Know-It-Alls

Insufferable Know-It-Alls I Have Dealt With Today:

  • The woman who interrupted me while helping a customer select a pattern size and then blatantly contradicted my advice. The customer then turned to her as the authority, and I’m like, “SHE DOESN’T EVEN WORK HERE.” I finally had to actually shoo her away from the counter.
  • The woman who interrupted while Michelle and I were discussing with another customer about former employee Mel and whether she’d had her baby yet. The Know-It-All was actually claiming that she remembered the baby’s due date better than the people who worked with Mel.
  • The old biddy who actually chastised another woman’s children in the shop. I KNOW! Granted, the little brats were running all over the place and it was during the lunchtime rush, so patience was low all around.
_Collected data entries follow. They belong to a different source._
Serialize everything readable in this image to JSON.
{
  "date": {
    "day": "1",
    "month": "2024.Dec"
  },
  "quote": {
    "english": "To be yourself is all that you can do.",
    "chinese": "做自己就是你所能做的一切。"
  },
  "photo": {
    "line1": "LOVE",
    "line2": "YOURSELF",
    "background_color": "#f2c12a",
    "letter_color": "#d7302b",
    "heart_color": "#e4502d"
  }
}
But she suddenly bursts out in her loud, bossy voice: “Children, I need you to be quiet and stop running around!” I was like, “Oh noooo she DI’INT!” It’s pretty much a cardinal rule that you don’t chastise somebody else’s kids, right? Especially when the mother is there? Because what you’re really saying is, “You’re a bad mom and you can’t control your rugrats.” I was so hoping she’d get a punch in the nose.
  • The woman who interrupted me while telling the Knitting Clinic ladies about the prizes we’re going to sponsor at next year’s Easter Show, interjecting that she could tell me all the deadlines and who to get in contact with. I’m like, “I’m already in contact with them. From months ago. You know-it-all cow.”
  • The woman who watched me doing an expense on our point-of-sale system and told me I was doing it wrong, that I needed to staple a bunch of receipts to the report slip. I love it when non-employees lecture me on store procedure! “Well, I’m the one that does the banking,” I retorted, “and I DON’T CARE if they’re on there, SO I’M NOT PUTTING THEM THERE.” And then I tore them up and put them in the trash. Yeah, I’d reached the end of my tether at that point.
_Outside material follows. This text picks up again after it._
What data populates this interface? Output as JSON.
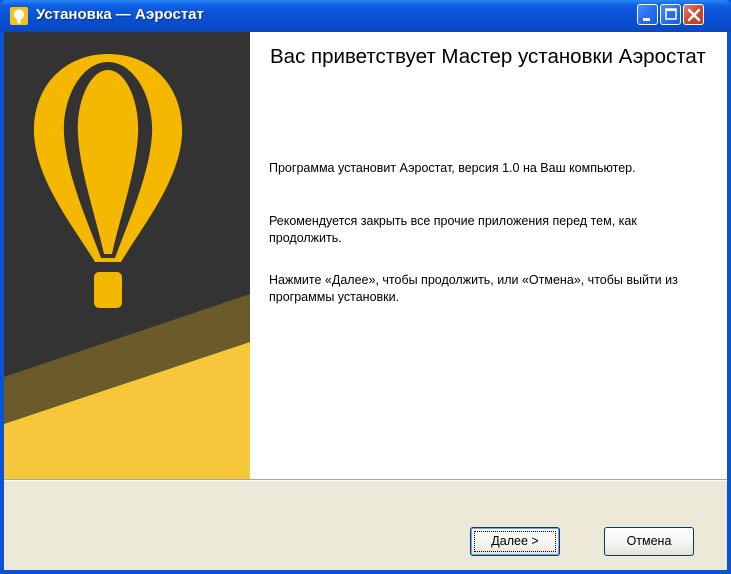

And you know the best part? IT WAS ALL THE SAME WOMAN. (I’m sure some of you can guess. She’s my nemesis. But do not speak her name, for I fear her minions…)

The Biggest Loser

I thought the finale of The Biggest Loser was awesome tonight. Sure, there was a lot of filler but that’s what we have a TiFaux for, right? As soon as David came out I felt the tears welling up. It was like the greatest episode of Oprah ever. How could you not just feel so happy for these people and the positive changes they’ve made?! I was a little disappointed that my weirdy-beardy boyfriend Shane – Back off, Gillian! – failed to topple Big Wal, but it was kind of expected. And then the final four… They all looked so amazing. We were doing the math in our heads and it was agonizing to see how close Kristie had come. And then Adro… He’s so cute! I was happy to see his confidence with AJ told him the numbers. I loved the bit at Camp Eden when he jumped off the pole, and it was so completely gratifying to see that pay off tonight. So hooray, for once in the history of reality game shows, the most deserving person won!

Trail Note

Trail Note
Ow. We have less than three weeks left til the Mother’s Day Classic, so the Snook and I headed out today for a much needed jog. (I basically took the whole week of the Garbericks’ visit off.) I felt a twinge in my hamstring as we started but disregarded it. Mistake. Half an hour later I was in pain with every step. I tried walking for a while, but it actually felt slightly better to jog (since my leg doesn’t straighten as much). So yeah, I’ve pulled the sucker. It’s not so bad that I can’t walk, but there’s definitely some slight swelling. The Snook gave me a massage and I’m trying to keep it elevated. I may see if I can get a compression bandage tomorrow. Runners, with a (relatively) minor injury like this, how soon can I train again? I don’t have to wait til it’s completely pain-free, do I? Will stretching and/or heating before exercise help enough to continue?

Smaller Footprint

Huh. According to Ask MetaFilter, it appears that by living in the middle of a big city we actually consume far fewer environmental resources than suburban or rural dwellers. “The density of human life enables energy efficiency, mass transit, recycling, and other benefits,” which means we have a smaller ecological footprint than we might have otherwise. (Mom still wants us to move back to Indiana. I’m grasping at straws here.)